Over the past six decades, Washington has given away hundreds of millions of dollars in tax revenue through a loophole that no one, in 63 years, has been able to properly justify or explain. The main beneficiaries of the loophole are some of the most profitable, and least responsible, companies in the world. And what’s more, the loophole was never intended to be used by these companies at all.
Say hello to the Extracted Fuel Exemption.
This loophole will cost the state at least $63 million over the next two years, at the same time we are facing a $1 billion dollar shortfall. So it was a credit to outgoing Governor Gregoire that her proposed 2013-15 budget closed this wasteful exemption, though it was almost entirely overlooked in news accounts.
The Extracted Fuel Exemption is a loophole in the state’s use tax, which you may never have heard of, so here’s a quick backgrounder. The use tax applies to things that are purchased for use in Washington, but that are not subject to sales tax. For example, if you buy a vehicle in Oregon, where the state does not assess a sales tax, you pay Washington’s use tax when you register your car back home in the Evergreen State. The use tax is also applied to substances used in manufacturing processes in cases when sales tax has not been levied on those substances.

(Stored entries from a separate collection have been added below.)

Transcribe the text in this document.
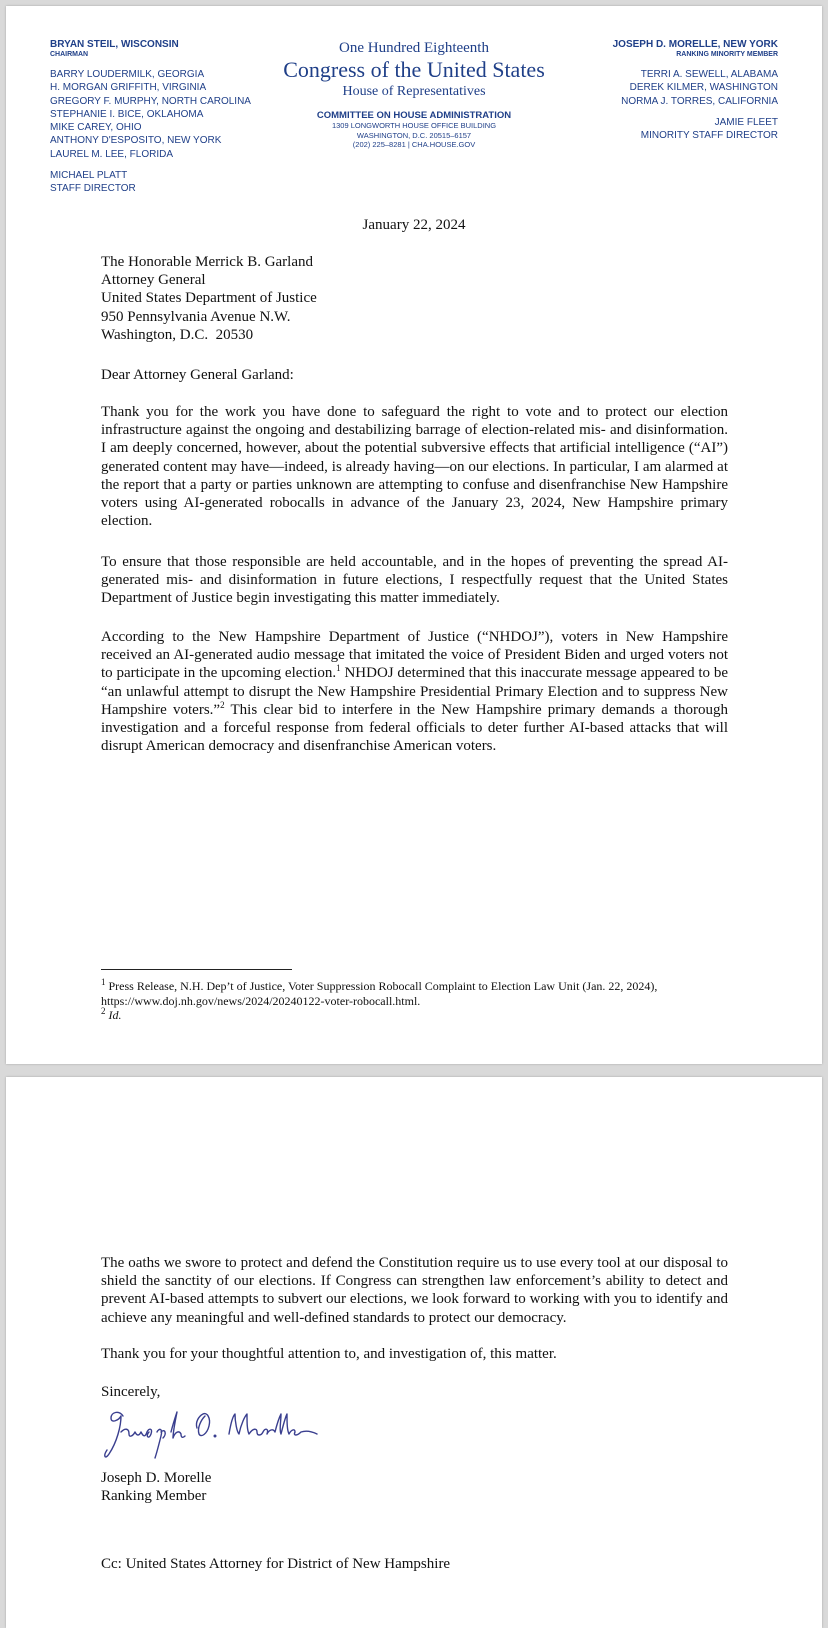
BRYAN STEIL, WISCONSIN
CHAIRMAN
BARRY LOUDERMILK, GEORGIA
H. MORGAN GRIFFITH, VIRGINIA
GREGORY F. MURPHY, NORTH CAROLINA
STEPHANIE I. BICE, OKLAHOMA
MIKE CAREY, OHIO
ANTHONY D'ESPOSITO, NEW YORK
LAUREL M. LEE, FLORIDA
MICHAEL PLATT
STAFF DIRECTOR
One Hundred Eighteenth
Congress of the United States
House of Representatives
COMMITTEE ON HOUSE ADMINISTRATION
1309 LONGWORTH HOUSE OFFICE BUILDING
WASHINGTON, D.C. 20515–6157
(202) 225–8281 | CHA.HOUSE.GOV
JOSEPH D. MORELLE, NEW YORK
RANKING MINORITY MEMBER
TERRI A. SEWELL, ALABAMA
DEREK KILMER, WASHINGTON
NORMA J. TORRES, CALIFORNIA
JAMIE FLEET
MINORITY STAFF DIRECTOR
January 22, 2024
The Honorable Merrick B. Garland
Attorney General
United States Department of Justice
950 Pennsylvania Avenue N.W.
Washington, D.C.  20530
Dear Attorney General Garland:

Thank you for the work you have done to safeguard the right to vote and to protect our election infrastructure against the ongoing and destabilizing barrage of election-related mis- and disinformation. I am deeply concerned, however, about the potential subversive effects that artificial intelligence (“AI”) generated content may have—indeed, is already having—on our elections. In particular, I am alarmed at the report that a party or parties unknown are attempting to confuse and disenfranchise New Hampshire voters using AI-generated robocalls in advance of the January 23, 2024, New Hampshire primary election.

To ensure that those responsible are held accountable, and in the hopes of preventing the spread AI-generated mis- and disinformation in future elections, I respectfully request that the United States Department of Justice begin investigating this matter immediately.

According to the New Hampshire Department of Justice (“NHDOJ”), voters in New Hampshire received an AI-generated audio message that imitated the voice of President Biden and urged voters not to participate in the upcoming election.$^1$ NHDOJ determined that this inaccurate message appeared to be “an unlawful attempt to disrupt the New Hampshire Presidential Primary Election and to suppress New Hampshire voters.”$^2$ This clear bid to interfere in the New Hampshire primary demands a thorough investigation and a forceful response from federal officials to deter further AI-based attacks that will disrupt American democracy and disenfranchise American voters.

$^1$ Press Release, N.H. Dep’t of Justice, Voter Suppression Robocall Complaint to Election Law Unit (Jan. 22, 2024), https://www.doj.nh.gov/news/2024/20240122-voter-robocall.html.
$^2$ Id.

The oaths we swore to protect and defend the Constitution require us to use every tool at our disposal to shield the sanctity of our elections. If Congress can strengthen law enforcement’s ability to detect and prevent AI-based attempts to subvert our elections, we look forward to working with you to identify and achieve any meaningful and well-defined standards to protect our democracy.

Thank you for your thoughtful attention to, and investigation of, this matter.

Sincerely,
Joseph D. Morelle
Ranking Member
Cc: United States Attorney for District of New Hampshire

In the case of “extracted fuel,” the exemption allows firms to avoid paying use tax on fuel that they produce and use internally. In the heyday of Washington’s timber industry, it was common for sawmills to use the wood scraps created by milling lumber—called “hog-fuel” in the industry—to produce energy to run the plant. It’s a classic form of energy efficiency: sawmills could re-use waste by burning their hog fuel to power the plant.
According to the “2011 Tax Preference Performance Reviews” by the Joint Legislative Audit and Review Committee (JLARC), in 1948, the state supreme court ruled in favor of a tax exemption for hog-fuel. Then, in 1949, the legislature changed the tax code for use taxes, and to avoid over-ruling the decision from the year before, the legislature created the extracted fuel exemption that we have today. The JLARC report mentions that, “It is not clear why the legislature carved out a specific preference for fuel produced and used by the extractor/manufacturer that produced it.”
So the extracted fuel exemption was designed for hog-fuel, but the original intent was lost long ago. In 1949 there were no oil refineries in Washington. Yet since 1954, five refineries have set up shop in the state and have gone, um, hog-wild with the exemption. According to the JLARC study, these five refineries now receive 98 percent of the benefit from the extracted fuel exemption. How? Oil refineries produce fuel, but they use a lot of fuel in the process. According to the US Department of Energy, up to 60 percent of the energy that oil refineries use is actually by-products of fuel that they created on site. The language of Washington’s exemption—applying to fuels used to manufacture the same type of product—is loose enough to allow oil refineries to get a tax exemption on the oil by-products they use in the process of creating refined petroleum products.
Washington’s extracted fuel exemption is an anomaly in the US. Of 45 states that have use taxes, 29 of which also have oil refineries, only one state other than Washington (Alabama) has a similar exemption, and it is more narrowly defined for petroleum products.
In Washington, the tax exemption seems to have been meant for the sawmills that use hog-fuel, but the too-broad language allowed the oil industry to exploit it into a lucrative, if accidental, loophole.
In Governor Gregoire’s recently proposed budget for 2013-2015 she proposes closing the extracted fuel loophole. The savings—her budget estimates $63 million in state revenue over two years—is enough to cover 7 percent of the $900 million budget shortfall. Yet it’s incoming Governor Inslee and the new legislature who will ultimately decide on whether the exemption stays or goes. Inslee has indicated he will go his own way on legislative priorities, but he should listen to Gregoire on this issue; it would be hard to see keeping the loophole as anything but a purposeful kickback to oil refineries in the state.
Giving away millions to the state’s oil industry every year is hard to understand. At a time when the state is facing serious budget shortfalls and is trying to cut emissions, subsidizing oil refineries simply doesn’t add up.